Predigt zu Jesaja 63,15-64,3 von Matthias Petersen
63,15
Predigt zu Jesaja 63,15-64,3 von Matthias Petersen
liebe schwestern und brüder
es ist advent geworden
endlich
von den kaufleuten seit mitte oktober herbeidekoriert
von den weihnachtsmarktbetreibern und glühweinverkäufern
schon lange
fieberhaft erwartet
von den kindern ersehnt
von den einsamen gefürchtet
tannenduft und kerzenschein
lebkuchen und stille-nacht-gedudel
süßer die kassen nie klingen
weihnachtliche vorfreude und
gleichermaßen
weihnachtlicher vorbereitungsstress
da enttäuscht die
biblische
botschaft des advent doch ein wenig
die ernüchternde erinnerung
advent hat mit all dem nichts zu tun
advent ist bußzeit
nicht anders als die vierzig tage vor ostern
vier wochen lang buß- und bettag
innere einkehr
vorbereitung
neubesinnung
offene augen für das elend der welt
und
gleichermaßen
für die abgründe der eigenen seele
auch im advent schmücken
wie in der passionszeit
violette paramente unsere kirchen
violett
die farbe der buße
unsere alten adventslieder erinnern uns noch daran
an diese zusammenhänge
an selbstbesinnung und neuanfang:
er kommt auch noch heute/ und lehret die leute/
wie sie sich von sünden/ zur buß sollen wenden
oder
ach lieber herr, eil zum gericht!/
lass sehn dein herrlich angesicht
so haben wir es gerade gesungen
in unserem wochenlied
es passt also durchaus in diese zeit
wenn wir
angesichts von mißbrauchsenthüllungen
und weltweiter gewalterfahrungen
angesichts von hunger und klimakatastrophe
wenn wir gerade im advent
gerade in der erwartung der ankunft gottes
unser tun selbstkritisch infrage stellen
angesichts der erschütternden nazi-morde
die uns in diesen wochen bewegen
fragen wir nach unserer mit-verantwortung
wo haben wir
privat oder dienstlich
in politik gesellschaft kirche
durch vorurteile
durch nicht-so-genau-hinsehen
durch unbedachtes reden
durch abfällige bemerkungen
durch fremdenfeindliche gesetzgebung
der entwicklung dieses
abgrundtiefen
fremdenhasses vorschub geleistet
und dem braunen terror die bahn bereitet
ich ahne
damit macht man sich keine freunde
weder bei den weihnachtsmarktbetreibern
noch bei den gottesdienstbesuchern
wie denn auch
die sehnsucht nach licht und wärme ist groß
in diesen dunklen wochen
und nach den stillen tagen innerer einkehr im november
es muss doch irgendwann auch einmal gut sein
mit sünde und tod und umkehr
das stimmt sicherlich
und dennoch
gerade der zweite advent gibt dieser zeit
den wochen der vorbereitung auf die christgeburt
noch einmal einen ganz anderen blickwinkel
unser heutiger predigttext drückt etwas aus davon
er steht im buch des propheten jesaja
im 63. und 64. kapitel
dort heißt es
15 So schau nun vom Himmel und sieh herab von deiner heiligen, herrlichen Wohnung! Wo ist nun dein Eifer und deine Macht? Deine große, herzliche Barmherzigkeit hält sich hart gegen mich.
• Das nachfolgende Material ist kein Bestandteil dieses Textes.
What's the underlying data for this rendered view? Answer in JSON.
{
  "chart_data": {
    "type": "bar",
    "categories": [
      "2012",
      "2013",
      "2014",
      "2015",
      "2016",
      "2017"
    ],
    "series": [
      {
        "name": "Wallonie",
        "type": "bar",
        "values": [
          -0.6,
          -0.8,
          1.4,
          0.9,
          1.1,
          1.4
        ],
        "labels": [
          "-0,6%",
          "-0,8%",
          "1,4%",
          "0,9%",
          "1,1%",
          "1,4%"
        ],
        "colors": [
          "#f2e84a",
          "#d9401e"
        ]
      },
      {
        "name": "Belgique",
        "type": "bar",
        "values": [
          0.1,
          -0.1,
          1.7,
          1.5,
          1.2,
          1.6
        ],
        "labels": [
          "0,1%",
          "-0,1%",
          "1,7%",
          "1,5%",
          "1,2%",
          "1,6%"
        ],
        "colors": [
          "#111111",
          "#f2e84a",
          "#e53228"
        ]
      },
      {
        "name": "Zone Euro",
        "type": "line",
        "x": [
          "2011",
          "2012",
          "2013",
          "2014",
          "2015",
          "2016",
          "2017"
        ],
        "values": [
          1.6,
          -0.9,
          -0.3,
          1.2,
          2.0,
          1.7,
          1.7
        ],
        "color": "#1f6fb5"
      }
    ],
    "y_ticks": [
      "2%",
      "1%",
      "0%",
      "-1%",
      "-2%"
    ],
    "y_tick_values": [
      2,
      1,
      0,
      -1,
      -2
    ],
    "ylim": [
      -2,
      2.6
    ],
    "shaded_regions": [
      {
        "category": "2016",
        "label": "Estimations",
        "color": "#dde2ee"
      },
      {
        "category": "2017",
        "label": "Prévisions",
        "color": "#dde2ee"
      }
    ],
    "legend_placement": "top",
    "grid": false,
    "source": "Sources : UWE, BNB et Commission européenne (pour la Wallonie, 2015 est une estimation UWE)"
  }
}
16 Bist du doch unser Vater; denn Abraham weiß von uns nichts, und Israel kennt uns nicht. Du, HERR, bist unser Vater; »Unser Erlöser«, das ist von alters her dein Name.
17 Warum lässt du uns, HERR, abirren von deinen Wegen und unser Herz verstocken, dass wir dich nicht fürchten? Kehr zurück um deiner Knechte willen, um der Stämme willen, die dein Erbe sind!
18 Kurze Zeit haben sie dein heiliges Volk vertrieben, unsre Widersacher haben dein Heiligtum zertreten.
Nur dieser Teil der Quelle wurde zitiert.